Competition for Seattle Bus

I found out this morning that I have competition for Seattle Bus!

Barry Kaplan made a damn-near copy of my application and is selling it on the App Store for $0.99. From the initial reviews, he apparently started selling it for free. He also appears to have completely ripped off the icon from Zhenwang Yao – author of iBus-Portland (a similar concept application, except aimed at Portland’s transit system).

Good way to get some notice, no doubt about it. I’m giving huge points for being original. Of course, I give those same huge points to Microsoft quite a bit, and they’ve done OK.
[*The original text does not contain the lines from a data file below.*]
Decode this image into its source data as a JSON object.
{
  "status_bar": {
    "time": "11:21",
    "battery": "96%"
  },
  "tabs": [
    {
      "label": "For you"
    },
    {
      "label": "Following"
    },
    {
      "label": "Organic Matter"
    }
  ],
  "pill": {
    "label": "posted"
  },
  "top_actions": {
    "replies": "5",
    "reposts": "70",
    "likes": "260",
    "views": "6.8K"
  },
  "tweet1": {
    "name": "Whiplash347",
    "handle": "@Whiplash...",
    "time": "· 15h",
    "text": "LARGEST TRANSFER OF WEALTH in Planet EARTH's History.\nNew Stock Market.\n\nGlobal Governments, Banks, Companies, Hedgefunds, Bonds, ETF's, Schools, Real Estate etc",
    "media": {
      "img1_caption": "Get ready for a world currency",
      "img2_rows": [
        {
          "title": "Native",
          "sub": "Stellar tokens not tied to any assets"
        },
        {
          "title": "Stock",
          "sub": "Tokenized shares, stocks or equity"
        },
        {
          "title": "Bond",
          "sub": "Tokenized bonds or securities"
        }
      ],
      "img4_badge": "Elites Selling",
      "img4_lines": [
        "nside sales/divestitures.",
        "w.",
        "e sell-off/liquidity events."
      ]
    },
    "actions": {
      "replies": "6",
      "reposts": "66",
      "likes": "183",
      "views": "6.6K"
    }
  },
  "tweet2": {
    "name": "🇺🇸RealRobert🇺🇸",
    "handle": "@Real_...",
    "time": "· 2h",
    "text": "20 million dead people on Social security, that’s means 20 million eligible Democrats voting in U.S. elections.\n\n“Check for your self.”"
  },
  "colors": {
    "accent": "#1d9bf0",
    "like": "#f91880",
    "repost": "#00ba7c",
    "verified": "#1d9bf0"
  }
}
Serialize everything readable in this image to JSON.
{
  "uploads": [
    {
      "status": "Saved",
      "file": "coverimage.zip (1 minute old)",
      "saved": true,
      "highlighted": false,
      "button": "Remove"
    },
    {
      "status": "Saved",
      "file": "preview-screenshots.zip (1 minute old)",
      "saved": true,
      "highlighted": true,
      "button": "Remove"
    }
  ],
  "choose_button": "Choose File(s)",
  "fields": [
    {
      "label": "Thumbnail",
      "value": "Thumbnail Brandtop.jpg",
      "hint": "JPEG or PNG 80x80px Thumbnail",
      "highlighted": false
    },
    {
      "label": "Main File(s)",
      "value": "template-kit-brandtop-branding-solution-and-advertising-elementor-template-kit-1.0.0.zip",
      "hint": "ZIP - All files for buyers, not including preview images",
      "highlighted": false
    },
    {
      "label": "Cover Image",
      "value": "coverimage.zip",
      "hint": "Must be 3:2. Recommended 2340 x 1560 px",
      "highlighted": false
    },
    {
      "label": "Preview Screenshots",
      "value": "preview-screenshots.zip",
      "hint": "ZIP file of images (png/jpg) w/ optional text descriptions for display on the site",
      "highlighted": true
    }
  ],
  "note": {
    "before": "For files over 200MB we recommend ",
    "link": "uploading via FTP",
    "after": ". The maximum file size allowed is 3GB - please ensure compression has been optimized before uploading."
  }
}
Unfortunately in the iTunes search, his is showing up where mine isn’t on the search results page. Not surprisingly, my sales have dried to nearly nothing.

I’ve dropped the price on Seattle Bus to $4.99 now – I’d originally intended to do this as a one week sale to see how elastic or inelastic the price was on the market. I’m afraid that’ll be almost impossible to tell at this point.

If Barry (author of Seattle Metro) was hoping to rake in the big bucks with this fancy app, I’m afraid he’s going to be disappointed. I am glad to see more applications along these lines out there – if nothing else it will at least encourage King County Metro to realize that they’ve got a completely unfulfilled need out here. Not that I expect them to be able to make a decent application, at least based on existing efforts.

From a pricing perspective, I wonder if the application market can sustain the niche efforts at the incredibly low price points of $0.99 and the like. I staked my price higher because I believe in the value first and foremost – not comparing it to other applications (shoot, it’s free on the web) but to the value that you’re getting from the application compared to other things you’re paying. A ride at peak on Seattle Metro (outside the free-ride fare zone) is $1.75. That put Seattle Bus at roughly 6 rides. Seemed like a very fair recompense, especially considering that I didn’t have any base data to work from and put together all the points myself.

The money I have made on the application to date would not have been enough to pay a decent contractor for the exact same work. I seriously doubt that Barry will be able to make up the time he spent on the application with any reasonable wage.

In the larger market, I can see where a $0.99 application might just win for everyone. Low cost, impulse purchase, and a potentially huge market. You’ve fundamentally got to have the scale to make that work. For the niche applications like mine, it’s a much more limited demographic market – the scale just isn’t there.

Published by heckj

Developer, author, and life-long student. Writes online at https://rhonabwy.com/.

One thought on “Competition for Seattle Bus

  1. The ONLY thing his has over yours (besides price… 🙂 ) is that the result lines are a bit more collapsed, giving a more pleasing graphical appearance.

    He makes adding favorite stops fairly confusing – so you’ve got him there.

    If you add the ability to filter by bus numbers/favorites you’ll get a wave of purchases.

    Another sweet feature is the ability to search your contacts with addresses and pick one. Your app would then geocode that address and search for buses around THERE telling you how to get somewhere you want to go (but are not at) by bus. A step towards a mobile trip planner that wouldn’t require as much effort.